If humanity was created, solely and uniquely out of a set of elements, principles and physics that are not earthly, or not bound by the same laws of chemistry and decay that the rest of our planet is bound by, then I could assert that the thoughts I am having are uniquely mine. But I cannot.
So I must conclude that I am no different than a temporary flame flicking from the surface of this cooling planet. No different than a rolling stone. What comes from me comes from it.
And my Psyche is but a symbol for characterizing, well, my character. My inner nature. Sometimes easier to predict than a rolling stone, sometimes not.
Psyche is an awareness, a phenomena that has no boundary. Our Psyche is as much made by iron (Mars) as it is by gold (Sun) and silver (Moon).

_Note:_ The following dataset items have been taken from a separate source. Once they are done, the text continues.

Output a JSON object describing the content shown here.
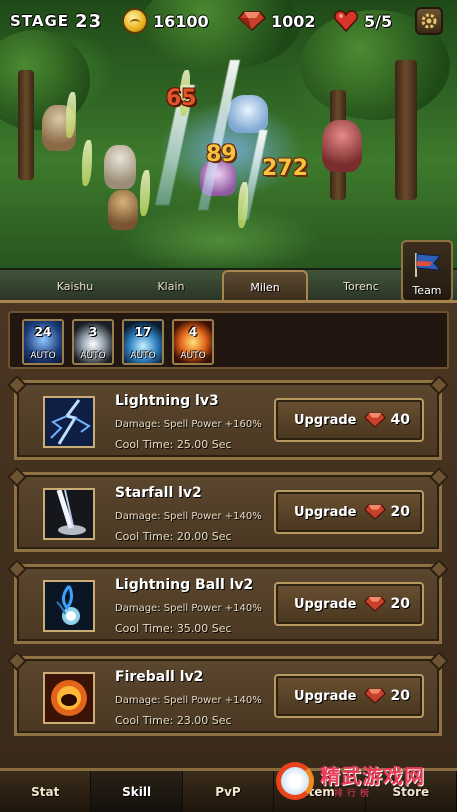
{
  "hud": {
    "stage_label": "STAGE",
    "stage_number": "23",
    "gold": "16100",
    "gems": "1002",
    "hearts": "5/5"
  },
  "battle": {
    "damage_numbers": [
      "65",
      "89",
      "272"
    ]
  },
  "characters": {
    "tabs": [
      "Kaishu",
      "Klain",
      "Milen",
      "Torenc"
    ],
    "active": "Milen",
    "team_label": "Team"
  },
  "auto_skills": [
    {
      "count": "24",
      "tag": "AUTO"
    },
    {
      "count": "3",
      "tag": "AUTO"
    },
    {
      "count": "17",
      "tag": "AUTO"
    },
    {
      "count": "4",
      "tag": "AUTO"
    }
  ],
  "skills": [
    {
      "name": "Lightning lv3",
      "damage": "Damage: Spell Power +160%",
      "cool": "Cool Time: 25.00 Sec",
      "upgrade_label": "Upgrade",
      "cost": "40",
      "icon": "lightning-icon"
    },
    {
      "name": "Starfall lv2",
      "damage": "Damage: Spell Power +140%",
      "cool": "Cool Time: 20.00 Sec",
      "upgrade_label": "Upgrade",
      "cost": "20",
      "icon": "starfall-icon"
    },
    {
      "name": "Lightning Ball lv2",
      "damage": "Damage: Spell Power +140%",
      "cool": "Cool Time: 35.00 Sec",
      "upgrade_label": "Upgrade",
      "cost": "20",
      "icon": "lightning-ball-icon"
    },
    {
      "name": "Fireball lv2",
      "damage": "Damage: Spell Power +140%",
      "cool": "Cool Time: 23.00 Sec",
      "upgrade_label": "Upgrade",
      "cost": "20",
      "icon": "fireball-icon"
    }
  ],
  "bottom_nav": {
    "tabs": [
      "Stat",
      "Skill",
      "PvP",
      "Item",
      "Store"
    ],
    "active": "Skill"
  },
  "watermark": {
    "text": "精武游戏网",
    "sub": "排行榜"
  },
  "colors": {
    "panel_bg": "#4a3622",
    "frame_gold": "#8f7244",
    "gem_red": "#c8402a",
    "gold_coin": "#e8b11c"
  }
}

We are Fire Air Earth and Water according to the Ancients, and by today's science we are a huge complex table of elements, and organic molecules each with intricate behaviors. We are DNA and Artemis, protein and Zeus. We are Id, and Ego, the Anima and Animus. We are as many languages that we can muster.
We are what we are... but what we think with and about ourselves are abstractions. Mind and Psyche are separate.
And remember that word help. Because in the end that psyche deep inside, is the thing that made the whole show happen, the thing that needs to be there to see everything else.
So who's to say water and stones don't have it? They have in excess.
We are indistinguishable from that of which we are made. So let me introduce you to the psyche of a stone - called planet Earth. We all carry within us Earth psyche.
Else where do we get our Psyche FROM?